Abstract
Environmental sustainability has become a core objective in policy fields related to the built environment, from the international to local level. The transition to a sustainable built environment depends on increasing the energy performance of buildings, but due to the maturity of the building stock in Europe affecting energy efficiency and the current incentives for investing in sustainable energy solutions, the performance of buildings cannot be improved without widespread citizen engagement. Technical solutions for upgrading smart buildings and connecting them are being developed that create new opportunities for achieving a net-zero or even positive energy balance on the neighbourhood, district and city level.

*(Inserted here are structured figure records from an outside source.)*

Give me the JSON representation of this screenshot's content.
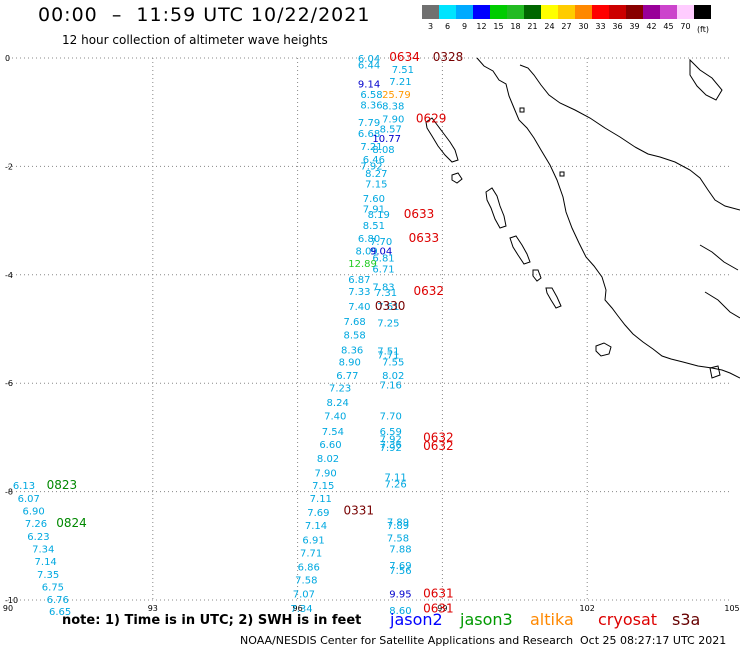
{
  "header": {
    "title": "00:00  –  11:59 UTC 10/22/2021",
    "subtitle": "12 hour collection of altimeter wave heights"
  },
  "colorbar": {
    "unit": "(ft)",
    "entries": [
      {
        "label": "3",
        "color": "#707070"
      },
      {
        "label": "6",
        "color": "#00e4ff"
      },
      {
        "label": "9",
        "color": "#00aaff"
      },
      {
        "label": "12",
        "color": "#0000ff"
      },
      {
        "label": "15",
        "color": "#00cc00"
      },
      {
        "label": "18",
        "color": "#22bb22"
      },
      {
        "label": "21",
        "color": "#006600"
      },
      {
        "label": "24",
        "color": "#ffff00"
      },
      {
        "label": "27",
        "color": "#ffcc00"
      },
      {
        "label": "30",
        "color": "#ff8800"
      },
      {
        "label": "33",
        "color": "#ff0000"
      },
      {
        "label": "36",
        "color": "#cc0000"
      },
      {
        "label": "39",
        "color": "#880000"
      },
      {
        "label": "42",
        "color": "#990099"
      },
      {
        "label": "45",
        "color": "#cc44cc"
      },
      {
        "label": "70",
        "color": "#ffccff"
      },
      {
        "label": "",
        "color": "#000000"
      }
    ]
  },
  "axes": {
    "lon_ticks": [
      "90",
      "93",
      "96",
      "99",
      "102",
      "105"
    ],
    "lat_ticks": [
      "0",
      "-2",
      "-4",
      "-6",
      "-8",
      "-10"
    ]
  },
  "colors": {
    "light_blue": "#00a8e0",
    "mid_blue": "#0055ff",
    "dark_blue": "#0000cc",
    "green": "#22cc22",
    "dark_green": "#008800",
    "orange": "#ff9900",
    "red": "#dd0000",
    "maroon": "#770000"
  },
  "observations": [
    {
      "text": "6.04",
      "lon": 97.25,
      "lat": 0.0,
      "c": "light_blue"
    },
    {
      "text": "6.44",
      "lon": 97.25,
      "lat": -0.12,
      "c": "light_blue"
    },
    {
      "text": "0634",
      "lon": 97.9,
      "lat": 0.02,
      "c": "red"
    },
    {
      "text": "0328",
      "lon": 98.8,
      "lat": 0.02,
      "c": "maroon"
    },
    {
      "text": "7.51",
      "lon": 97.95,
      "lat": -0.2,
      "c": "light_blue"
    },
    {
      "text": "7.21",
      "lon": 97.9,
      "lat": -0.42,
      "c": "light_blue"
    },
    {
      "text": "9.14",
      "lon": 97.25,
      "lat": -0.47,
      "c": "dark_blue"
    },
    {
      "text": "6.58",
      "lon": 97.3,
      "lat": -0.66,
      "c": "light_blue"
    },
    {
      "text": "25.79",
      "lon": 97.75,
      "lat": -0.66,
      "c": "orange"
    },
    {
      "text": "8.36",
      "lon": 97.3,
      "lat": -0.86,
      "c": "light_blue"
    },
    {
      "text": "8.38",
      "lon": 97.75,
      "lat": -0.88,
      "c": "light_blue"
    },
    {
      "text": "7.90",
      "lon": 97.75,
      "lat": -1.12,
      "c": "light_blue"
    },
    {
      "text": "0629",
      "lon": 98.45,
      "lat": -1.12,
      "c": "red"
    },
    {
      "text": "7.79",
      "lon": 97.25,
      "lat": -1.18,
      "c": "light_blue"
    },
    {
      "text": "8.57",
      "lon": 97.7,
      "lat": -1.3,
      "c": "light_blue"
    },
    {
      "text": "6.68",
      "lon": 97.25,
      "lat": -1.38,
      "c": "light_blue"
    },
    {
      "text": "10.77",
      "lon": 97.55,
      "lat": -1.48,
      "c": "dark_blue"
    },
    {
      "text": "7.21",
      "lon": 97.3,
      "lat": -1.62,
      "c": "light_blue"
    },
    {
      "text": "8.08",
      "lon": 97.55,
      "lat": -1.68,
      "c": "light_blue"
    },
    {
      "text": "6.46",
      "lon": 97.35,
      "lat": -1.86,
      "c": "light_blue"
    },
    {
      "text": "7.92",
      "lon": 97.3,
      "lat": -1.98,
      "c": "light_blue"
    },
    {
      "text": "8.27",
      "lon": 97.4,
      "lat": -2.12,
      "c": "light_blue"
    },
    {
      "text": "7.15",
      "lon": 97.4,
      "lat": -2.32,
      "c": "light_blue"
    },
    {
      "text": "7.60",
      "lon": 97.35,
      "lat": -2.58,
      "c": "light_blue"
    },
    {
      "text": "7.91",
      "lon": 97.35,
      "lat": -2.78,
      "c": "light_blue"
    },
    {
      "text": "8.19",
      "lon": 97.45,
      "lat": -2.88,
      "c": "light_blue"
    },
    {
      "text": "0633",
      "lon": 98.2,
      "lat": -2.88,
      "c": "red"
    },
    {
      "text": "8.51",
      "lon": 97.35,
      "lat": -3.08,
      "c": "light_blue"
    },
    {
      "text": "6.80",
      "lon": 97.25,
      "lat": -3.32,
      "c": "light_blue"
    },
    {
      "text": "7.70",
      "lon": 97.5,
      "lat": -3.38,
      "c": "light_blue"
    },
    {
      "text": "0633",
      "lon": 98.3,
      "lat": -3.32,
      "c": "red"
    },
    {
      "text": "8.09",
      "lon": 97.2,
      "lat": -3.55,
      "c": "light_blue"
    },
    {
      "text": "9.04",
      "lon": 97.5,
      "lat": -3.55,
      "c": "dark_blue"
    },
    {
      "text": "6.81",
      "lon": 97.55,
      "lat": -3.68,
      "c": "light_blue"
    },
    {
      "text": "12.89",
      "lon": 97.05,
      "lat": -3.78,
      "c": "green"
    },
    {
      "text": "6.71",
      "lon": 97.55,
      "lat": -3.88,
      "c": "light_blue"
    },
    {
      "text": "6.87",
      "lon": 97.05,
      "lat": -4.08,
      "c": "light_blue"
    },
    {
      "text": "7.83",
      "lon": 97.55,
      "lat": -4.22,
      "c": "light_blue"
    },
    {
      "text": "7.33",
      "lon": 97.05,
      "lat": -4.3,
      "c": "light_blue"
    },
    {
      "text": "7.31",
      "lon": 97.6,
      "lat": -4.32,
      "c": "light_blue"
    },
    {
      "text": "0632",
      "lon": 98.4,
      "lat": -4.3,
      "c": "red"
    },
    {
      "text": "7.40",
      "lon": 97.05,
      "lat": -4.58,
      "c": "light_blue"
    },
    {
      "text": "7.61",
      "lon": 97.65,
      "lat": -4.58,
      "c": "light_blue"
    },
    {
      "text": "0330",
      "lon": 97.6,
      "lat": -4.58,
      "c": "maroon"
    },
    {
      "text": "7.68",
      "lon": 96.95,
      "lat": -4.85,
      "c": "light_blue"
    },
    {
      "text": "7.25",
      "lon": 97.65,
      "lat": -4.88,
      "c": "light_blue"
    },
    {
      "text": "8.58",
      "lon": 96.95,
      "lat": -5.1,
      "c": "light_blue"
    },
    {
      "text": "8.36",
      "lon": 96.9,
      "lat": -5.38,
      "c": "light_blue"
    },
    {
      "text": "7.51",
      "lon": 97.65,
      "lat": -5.4,
      "c": "light_blue"
    },
    {
      "text": "7.71",
      "lon": 97.65,
      "lat": -5.47,
      "c": "light_blue"
    },
    {
      "text": "8.90",
      "lon": 96.85,
      "lat": -5.6,
      "c": "light_blue"
    },
    {
      "text": "7.55",
      "lon": 97.75,
      "lat": -5.6,
      "c": "light_blue"
    },
    {
      "text": "6.77",
      "lon": 96.8,
      "lat": -5.85,
      "c": "light_blue"
    },
    {
      "text": "8.02",
      "lon": 97.75,
      "lat": -5.85,
      "c": "light_blue"
    },
    {
      "text": "7.16",
      "lon": 97.7,
      "lat": -6.02,
      "c": "light_blue"
    },
    {
      "text": "7.23",
      "lon": 96.65,
      "lat": -6.08,
      "c": "light_blue"
    },
    {
      "text": "8.24",
      "lon": 96.6,
      "lat": -6.35,
      "c": "light_blue"
    },
    {
      "text": "7.40",
      "lon": 96.55,
      "lat": -6.6,
      "c": "light_blue"
    },
    {
      "text": "7.70",
      "lon": 97.7,
      "lat": -6.6,
      "c": "light_blue"
    },
    {
      "text": "7.54",
      "lon": 96.5,
      "lat": -6.88,
      "c": "light_blue"
    },
    {
      "text": "6.59",
      "lon": 97.7,
      "lat": -6.88,
      "c": "light_blue"
    },
    {
      "text": "7.92",
      "lon": 97.7,
      "lat": -7.02,
      "c": "light_blue"
    },
    {
      "text": "0632",
      "lon": 98.6,
      "lat": -7.0,
      "c": "red"
    },
    {
      "text": "6.60",
      "lon": 96.45,
      "lat": -7.12,
      "c": "light_blue"
    },
    {
      "text": "7.36",
      "lon": 97.7,
      "lat": -7.12,
      "c": "light_blue"
    },
    {
      "text": "7.92",
      "lon": 97.7,
      "lat": -7.18,
      "c": "light_blue"
    },
    {
      "text": "0632",
      "lon": 98.6,
      "lat": -7.16,
      "c": "red"
    },
    {
      "text": "8.02",
      "lon": 96.4,
      "lat": -7.38,
      "c": "light_blue"
    },
    {
      "text": "7.90",
      "lon": 96.35,
      "lat": -7.65,
      "c": "light_blue"
    },
    {
      "text": "7.11",
      "lon": 97.8,
      "lat": -7.72,
      "c": "light_blue"
    },
    {
      "text": "7.15",
      "lon": 96.3,
      "lat": -7.88,
      "c": "light_blue"
    },
    {
      "text": "7.26",
      "lon": 97.8,
      "lat": -7.85,
      "c": "light_blue"
    },
    {
      "text": "7.11",
      "lon": 96.25,
      "lat": -8.12,
      "c": "light_blue"
    },
    {
      "text": "7.69",
      "lon": 96.2,
      "lat": -8.38,
      "c": "light_blue"
    },
    {
      "text": "0331",
      "lon": 96.95,
      "lat": -8.35,
      "c": "maroon"
    },
    {
      "text": "7.14",
      "lon": 96.15,
      "lat": -8.62,
      "c": "light_blue"
    },
    {
      "text": "7.89",
      "lon": 97.85,
      "lat": -8.55,
      "c": "light_blue"
    },
    {
      "text": "7.89",
      "lon": 97.85,
      "lat": -8.62,
      "c": "light_blue"
    },
    {
      "text": "6.91",
      "lon": 96.1,
      "lat": -8.88,
      "c": "light_blue"
    },
    {
      "text": "7.58",
      "lon": 97.85,
      "lat": -8.85,
      "c": "light_blue"
    },
    {
      "text": "7.71",
      "lon": 96.05,
      "lat": -9.12,
      "c": "light_blue"
    },
    {
      "text": "7.88",
      "lon": 97.9,
      "lat": -9.05,
      "c": "light_blue"
    },
    {
      "text": "6.86",
      "lon": 96.0,
      "lat": -9.38,
      "c": "light_blue"
    },
    {
      "text": "7.69",
      "lon": 97.9,
      "lat": -9.35,
      "c": "light_blue"
    },
    {
      "text": "7.56",
      "lon": 97.9,
      "lat": -9.45,
      "c": "light_blue"
    },
    {
      "text": "7.58",
      "lon": 95.95,
      "lat": -9.62,
      "c": "light_blue"
    },
    {
      "text": "7.07",
      "lon": 95.9,
      "lat": -9.88,
      "c": "light_blue"
    },
    {
      "text": "9.95",
      "lon": 97.9,
      "lat": -9.88,
      "c": "dark_blue"
    },
    {
      "text": "0631",
      "lon": 98.6,
      "lat": -9.88,
      "c": "red"
    },
    {
      "text": "7.34",
      "lon": 95.85,
      "lat": -10.15,
      "c": "light_blue"
    },
    {
      "text": "8.60",
      "lon": 97.9,
      "lat": -10.18,
      "c": "light_blue"
    },
    {
      "text": "0631",
      "lon": 98.6,
      "lat": -10.16,
      "c": "red"
    },
    {
      "text": "6.13",
      "lon": 90.1,
      "lat": -7.88,
      "c": "light_blue"
    },
    {
      "text": "0823",
      "lon": 90.8,
      "lat": -7.88,
      "c": "dark_green"
    },
    {
      "text": "6.07",
      "lon": 90.2,
      "lat": -8.12,
      "c": "light_blue"
    },
    {
      "text": "6.90",
      "lon": 90.3,
      "lat": -8.35,
      "c": "light_blue"
    },
    {
      "text": "7.26",
      "lon": 90.35,
      "lat": -8.58,
      "c": "light_blue"
    },
    {
      "text": "0824",
      "lon": 91.0,
      "lat": -8.58,
      "c": "dark_green"
    },
    {
      "text": "6.23",
      "lon": 90.4,
      "lat": -8.82,
      "c": "light_blue"
    },
    {
      "text": "7.34",
      "lon": 90.5,
      "lat": -9.05,
      "c": "light_blue"
    },
    {
      "text": "7.14",
      "lon": 90.55,
      "lat": -9.28,
      "c": "light_blue"
    },
    {
      "text": "7.35",
      "lon": 90.6,
      "lat": -9.52,
      "c": "light_blue"
    },
    {
      "text": "6.75",
      "lon": 90.7,
      "lat": -9.75,
      "c": "light_blue"
    },
    {
      "text": "6.76",
      "lon": 90.8,
      "lat": -9.98,
      "c": "light_blue"
    },
    {
      "text": "6.65",
      "lon": 90.85,
      "lat": -10.2,
      "c": "light_blue"
    }
  ],
  "footer": {
    "note": "note: 1) Time is in UTC; 2) SWH is in feet",
    "satellites": [
      {
        "label": "jason2",
        "color": "#0000ff"
      },
      {
        "label": "jason3",
        "color": "#009900"
      },
      {
        "label": "altika",
        "color": "#ff8800"
      },
      {
        "label": "cryosat",
        "color": "#dd0000"
      },
      {
        "label": "s3a",
        "color": "#660000"
      }
    ],
    "credit": "NOAA/NESDIS Center for Satellite Applications and Research",
    "timestamp": "Oct 25 08:27:17 UTC 2021"
  }
}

Nevertheless, attention must also be paid to the social aspect using citizen engagement to ensure that such solutions are taken up and replicated. From a social perspective, new skills and values are needed amongst citizens to improve individual and collective behaviours. Co-creation is an approach for shaping the urban environment that includes a wide range of stakeholders and is believed to lead to improved outcomes, especially with regard to integrating users’ needs and generating a sense of shared responsibility and ownership over the built environment.
The Horizon 2020 project +CityxChange uses co-creation for the development of positive energy districts (PEDs), which have the potential to bring carbon neutral cities to reality. The paper explores several aspects of citizen engagement developed in the project: an urban innovation lab approach, a citizen participation playbook, a learning framework for the next generation of smart citizens, and a framework for creating positive energy champions.